E é por isso que adoro, de verdade, o que Sarah J. Mass fez com Nestha Archeron em Corte de Espinhos e Rosas. Sua raiva e autossabotagem a fazem machucar quem ama, mas seu arco não se trata de ser perdoada e sim de encontrar um jeito de lidar com suas dores sem se destruir no processo.
Quando comecei a desenvolver meus personagens lá trás, em 2018, percebi que não bastava simplesmente dar a eles falhas ou traumas. Na época, eu já sabia que precisava fazer com que suas escolhas tivessem peso real. Nenhum deles se encaixa facilmente no molde de herói ou vilão. E lembro que quando li Vilão, da V.E. Schwab, em 2019, a química do meu cérebro mudou.
Amo protagonistas que oscilam entre uma vida repleta de segredos, enquanto carrega um desejo violento alimentado por algo antigo. Isso torna personagens perturbadores, e que trazem caos para a narrativa, uma presença magnética e inevitável em cena. Eles nunca apenas reagem ao mundo ao redor. Eles o moldam, seja destruindo ou reconstruindo tudo o que encontram no caminho.
Minhas mocinhas, mesmo sendo heroínas, acabam questionando um sistema, com atitudes e escolhas impulsivas, mas sempre movidas por algo maior. E claro, nem sempre sabendo exatamente o porquê. As vezes, seu personagem vai descobrir suas motivações no processo também. O que mais me fascina em ambos é que, em diferentes momentos da história, eles podem ser vistos como certos ou errados. Tudo depende de quem está lendo.
E no fim, é disso que se trata um personagem moralmente cinzento bem construído: alguém que faz a gente pensar, duvidar e sentir tudo ao mesmo tempo. A moral da história? O que nos prende a um personagem não é o que ele faz, mas por quê. Um personagem cinzento bem escrito não existe para ser cool ou chocante. Ele foi feito e existe para nos desafiar.

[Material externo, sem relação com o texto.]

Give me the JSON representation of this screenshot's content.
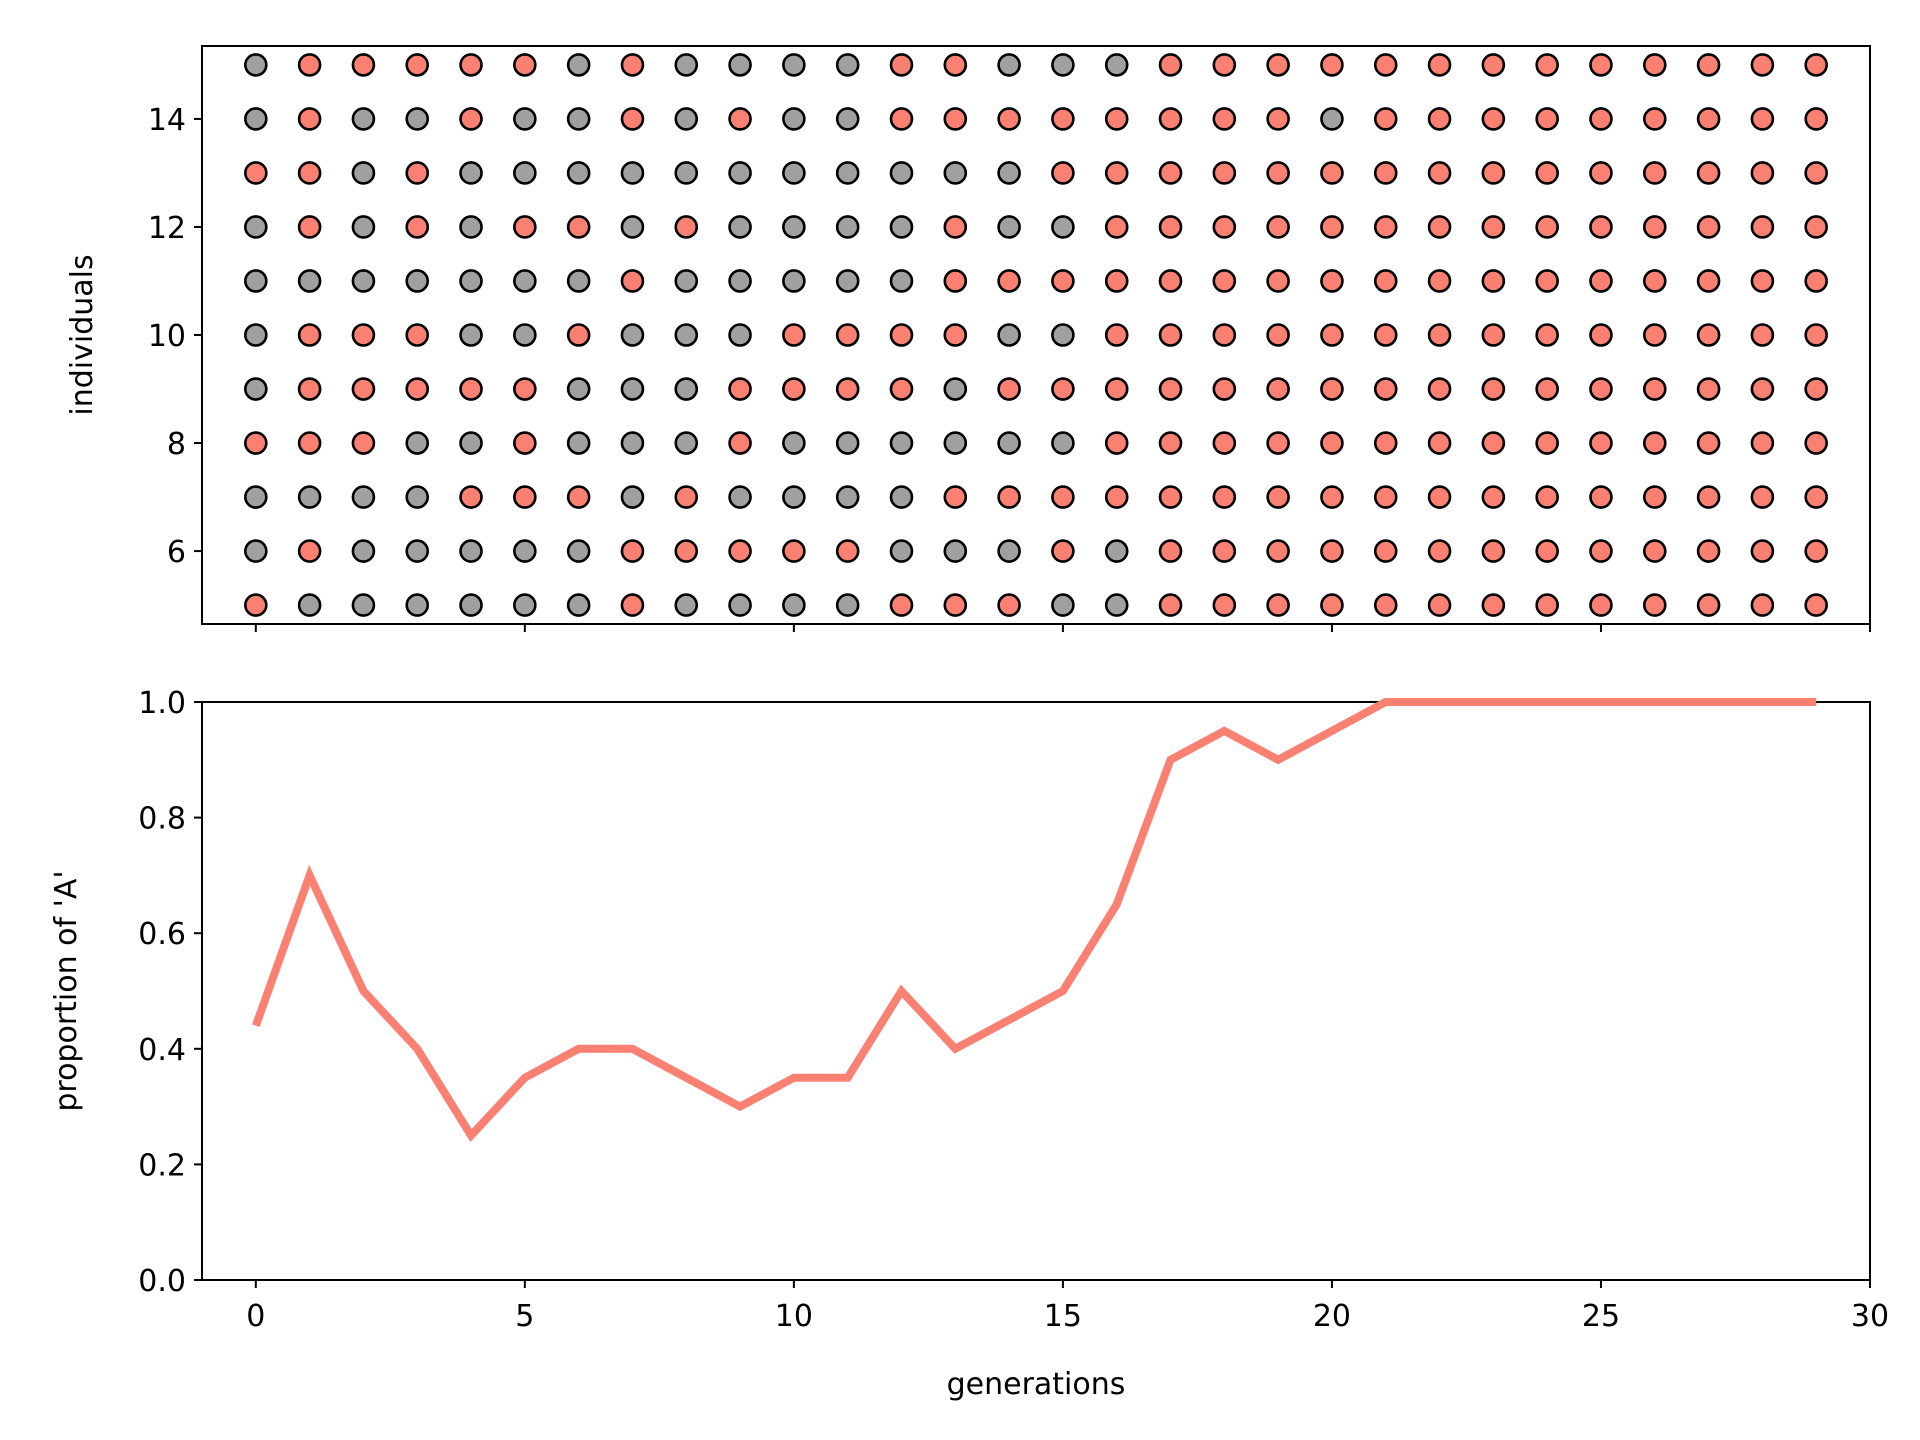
{
  "chart_data": [
    {
      "type": "scatter",
      "xlabel": "",
      "ylabel": "individuals",
      "xlim": [
        -1,
        30
      ],
      "ylim": [
        4.65,
        15.35
      ],
      "yticks": [
        "6",
        "8",
        "10",
        "12",
        "14"
      ],
      "ytick_values": [
        6,
        8,
        10,
        12,
        14
      ],
      "xticks_unlabeled": [
        0,
        5,
        10,
        15,
        20,
        25,
        30
      ],
      "grid": false,
      "colors": {
        "A": "#fa8072",
        "B": "#a0a0a0",
        "edge": "#000000"
      },
      "generations": [
        0,
        1,
        2,
        3,
        4,
        5,
        6,
        7,
        8,
        9,
        10,
        11,
        12,
        13,
        14,
        15,
        16,
        17,
        18,
        19,
        20,
        21,
        22,
        23,
        24,
        25,
        26,
        27,
        28,
        29
      ],
      "individuals": [
        5,
        6,
        7,
        8,
        9,
        10,
        11,
        12,
        13,
        14,
        15
      ],
      "rows": {
        "15": "BAAAAABABBBBAABBBAAAAAAAAAAAAA",
        "14": "BABBABBABABBAAAAAAAABAAAAAAAAA",
        "13": "AABABBBBBBBBBBBAAAAAAAAAAAAAAA",
        "12": "BABABAABABBBBABBAAAAAAAAAAAAAA",
        "11": "BBBBBBBABBBBBAAAAAAAAAAAAAAAAA",
        "10": "BAAABBABBBAAAABBAAAAAAAAAAAAAA",
        "9": "BAAAAABBBAAAABAAAAAAAAAAAAAAAA",
        "8": "AAABBABBBABBBBBBAAAAAAAAAAAAAA",
        "7": "BBBBAAABABBBBAAAAAAAAAAAAAAAAA",
        "6": "BABBBBBAAAAABBBABAAAAAAAAAAAAA",
        "5": "ABBBBBBABBBBAAABBAAAAAAAAAAAAA"
      }
    },
    {
      "type": "line",
      "xlabel": "generations",
      "ylabel": "proportion of 'A'",
      "xlim": [
        -1,
        30
      ],
      "ylim": [
        0.0,
        1.0
      ],
      "xticks": [
        "0",
        "5",
        "10",
        "15",
        "20",
        "25",
        "30"
      ],
      "xtick_values": [
        0,
        5,
        10,
        15,
        20,
        25,
        30
      ],
      "yticks": [
        "0.0",
        "0.2",
        "0.4",
        "0.6",
        "0.8",
        "1.0"
      ],
      "ytick_values": [
        0.0,
        0.2,
        0.4,
        0.6,
        0.8,
        1.0
      ],
      "grid": false,
      "color": "#fa8072",
      "x": [
        0,
        1,
        2,
        3,
        4,
        5,
        6,
        7,
        8,
        9,
        10,
        11,
        12,
        13,
        14,
        15,
        16,
        17,
        18,
        19,
        20,
        21,
        22,
        23,
        24,
        25,
        26,
        27,
        28,
        29
      ],
      "y": [
        0.44,
        0.7,
        0.5,
        0.4,
        0.25,
        0.35,
        0.4,
        0.4,
        0.35,
        0.3,
        0.35,
        0.35,
        0.5,
        0.4,
        0.45,
        0.5,
        0.65,
        0.9,
        0.95,
        0.9,
        0.95,
        1.0,
        1.0,
        1.0,
        1.0,
        1.0,
        1.0,
        1.0,
        1.0,
        1.0
      ]
    }
  ]
}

E talvez, no fundo, seja por isso que o amamos.
🙏 A que céu estamos?
Venho com um alívio extremo compartilhar com vocês que… Março começou com tudo! Consegui encontrar equilíbrio, e agora eu leio, produzo e escrevo em turnos diferentes, e isso foi um alívio tão grande. Acho que todo escritor brasileiro que ainda está na luta pra se estabilizar nessa carreira (se é que isso é possível) precisa encontrar uma forma de levar a escrita enquanto tem um trabalho principal durante o dia, né?
A minha sorte é que meu trabalho também é com livros, e tem semanas no mês que trabalho mais, e em outras semanas que me permito me organizar pra trabalhar bem pouco.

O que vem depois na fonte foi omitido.